3. Points for Reflection

a) Christ’s kingship is the fruit of his perfect love. This love is shown in self-giving and service to the beloved. That is why his kingship is shown in service: “The Son of Man has come not to be served, but to serve, and to offer his life as a ransom for many.” That is why, while all the earthly kings have come and gone, the kingship of Jesus continues for eternity. After all, love is eternal; consequently, a kingship of love is eternal.

b) The real power of Christ the king is love. It is only love that can change the world. If we want to yield real power in this world, let us just follow the one commandment of Jesus: “Love one another as I have loved you.” On the other hand, all those people who hold positions of authority, their powers are fleeting because there is no love – what they have is selfishness, the opposite of love. Hence the fruits of the exercise of their power are destructive, and soon they will lose everything.

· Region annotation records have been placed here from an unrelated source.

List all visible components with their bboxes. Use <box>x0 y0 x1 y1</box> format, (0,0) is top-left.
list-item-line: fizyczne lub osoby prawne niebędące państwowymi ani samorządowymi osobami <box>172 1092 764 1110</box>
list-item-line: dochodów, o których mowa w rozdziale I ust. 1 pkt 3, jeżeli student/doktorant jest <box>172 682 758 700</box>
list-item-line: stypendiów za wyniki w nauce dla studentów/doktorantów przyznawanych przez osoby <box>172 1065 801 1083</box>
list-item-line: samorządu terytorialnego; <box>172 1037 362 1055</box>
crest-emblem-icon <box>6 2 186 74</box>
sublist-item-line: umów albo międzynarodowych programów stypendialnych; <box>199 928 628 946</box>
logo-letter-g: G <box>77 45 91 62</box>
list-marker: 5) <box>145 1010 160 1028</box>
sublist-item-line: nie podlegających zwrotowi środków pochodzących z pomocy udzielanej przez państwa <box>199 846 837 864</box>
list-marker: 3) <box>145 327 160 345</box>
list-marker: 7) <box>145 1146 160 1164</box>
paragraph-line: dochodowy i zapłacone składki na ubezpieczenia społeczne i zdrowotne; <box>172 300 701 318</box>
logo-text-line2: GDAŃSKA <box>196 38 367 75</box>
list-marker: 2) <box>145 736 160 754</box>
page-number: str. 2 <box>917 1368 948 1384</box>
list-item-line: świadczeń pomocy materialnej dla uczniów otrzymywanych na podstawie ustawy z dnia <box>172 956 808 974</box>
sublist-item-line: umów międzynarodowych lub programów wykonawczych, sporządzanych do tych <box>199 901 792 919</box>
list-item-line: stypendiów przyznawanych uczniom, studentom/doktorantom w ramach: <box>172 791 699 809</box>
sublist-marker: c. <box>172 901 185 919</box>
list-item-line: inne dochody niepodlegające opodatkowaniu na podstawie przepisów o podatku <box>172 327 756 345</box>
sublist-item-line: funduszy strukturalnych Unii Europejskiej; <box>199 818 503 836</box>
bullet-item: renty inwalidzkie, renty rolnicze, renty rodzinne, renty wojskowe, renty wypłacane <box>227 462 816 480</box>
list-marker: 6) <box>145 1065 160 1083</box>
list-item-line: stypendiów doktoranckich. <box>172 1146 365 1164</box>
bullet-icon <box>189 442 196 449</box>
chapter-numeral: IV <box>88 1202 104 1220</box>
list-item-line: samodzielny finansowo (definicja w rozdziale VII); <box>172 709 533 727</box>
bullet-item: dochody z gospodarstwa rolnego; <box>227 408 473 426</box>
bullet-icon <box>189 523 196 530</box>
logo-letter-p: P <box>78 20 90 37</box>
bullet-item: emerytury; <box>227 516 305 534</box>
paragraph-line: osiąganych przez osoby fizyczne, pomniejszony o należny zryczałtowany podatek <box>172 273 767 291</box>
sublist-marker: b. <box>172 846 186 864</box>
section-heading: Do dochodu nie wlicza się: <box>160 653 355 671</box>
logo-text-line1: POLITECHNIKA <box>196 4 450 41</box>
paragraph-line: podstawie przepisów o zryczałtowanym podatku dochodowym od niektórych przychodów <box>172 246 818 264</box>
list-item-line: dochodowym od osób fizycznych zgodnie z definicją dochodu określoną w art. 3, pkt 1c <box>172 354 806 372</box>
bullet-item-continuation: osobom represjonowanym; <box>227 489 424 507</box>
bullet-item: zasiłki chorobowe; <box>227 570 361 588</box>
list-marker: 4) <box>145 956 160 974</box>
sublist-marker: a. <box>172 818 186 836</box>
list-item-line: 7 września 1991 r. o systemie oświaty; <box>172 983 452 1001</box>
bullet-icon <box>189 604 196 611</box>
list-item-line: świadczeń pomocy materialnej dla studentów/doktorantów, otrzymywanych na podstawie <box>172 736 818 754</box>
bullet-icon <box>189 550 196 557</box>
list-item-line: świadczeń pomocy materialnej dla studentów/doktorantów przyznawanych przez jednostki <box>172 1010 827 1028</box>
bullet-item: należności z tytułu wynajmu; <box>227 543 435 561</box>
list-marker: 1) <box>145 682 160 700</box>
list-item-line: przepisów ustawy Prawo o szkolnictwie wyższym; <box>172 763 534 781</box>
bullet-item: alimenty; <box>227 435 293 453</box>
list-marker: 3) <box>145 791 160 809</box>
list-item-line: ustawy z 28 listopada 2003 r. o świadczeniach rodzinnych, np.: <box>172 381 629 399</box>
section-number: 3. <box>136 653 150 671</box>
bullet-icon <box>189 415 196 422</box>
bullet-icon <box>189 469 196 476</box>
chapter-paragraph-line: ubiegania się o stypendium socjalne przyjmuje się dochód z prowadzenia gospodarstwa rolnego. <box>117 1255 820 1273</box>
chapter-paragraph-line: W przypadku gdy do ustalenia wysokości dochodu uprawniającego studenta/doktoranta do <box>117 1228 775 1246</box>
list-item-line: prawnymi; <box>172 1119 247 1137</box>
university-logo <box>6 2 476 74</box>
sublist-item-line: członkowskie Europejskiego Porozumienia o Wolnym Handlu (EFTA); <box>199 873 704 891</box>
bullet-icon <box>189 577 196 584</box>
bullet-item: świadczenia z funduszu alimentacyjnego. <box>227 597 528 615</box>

c) The authentic sign of kingship is humility. This is very clear in Jesus. While earthly kings live in palaces, with all the opulence of wealth and luxury, Jesus lived in simplicity and hiddenness. The earthly kings and all their glory are gone, but Jesus reigns now and for always. In any position of power we hold, let us always be reminded of the virtue of humility. A humble leader will never fear losing power – he will remain in power for he will not fall down owing to his humility. A proud leader will always fear his fall from power, for in his pride, indeed, he will fall down hard.

d) The real crisis in our country is not economic or social, but a crisis in leadership. Our leaders in society are the ones destroying our country due to their selfishness, arrogance, pride and greed. But they remain in power because the voters put them in office. Again, the voters are also selfish and greedy – they are willing to sell their votes in exchange of grease money and promise of future economic and political advantage in case their candidate wins. Truly, we deserve the leaders we have. The only hope for our country is the conversion of the hearts and souls of our people. Jesus has to rule over our hearts and souls. Then we will have reason to hope for a better future for our country.

e) It is always easy to proclaim and shout: “Jesus is our King!” But the only way to proclaim this truth authentically is not by words, but by action. If we truly acknowledge that Jesus is our King, we should be obedient to all his commands, especially the commandment of love. As long as selfishness, sinfulness and worldliness rule our lives, we can never be able to proclaim that Jesus is our King.


4. Closing

Say again together the Litany of Humility. QUESTIONS FOR SHARING IN THE B.E.C.

1. Batay sa halimbawa ni Kristong Hari, pag- usapan ang mga mahalagang katangian ng tunay na lider sa ating bayan at simbahan.

2. Masaya ka ba sa kalagayan ng pulitika sa ating bansa?

3. Ano ang mga hakbang na maaari nating magawa upang magkaroon tayo ng mga matino at tunay na lider sa ating lipunan?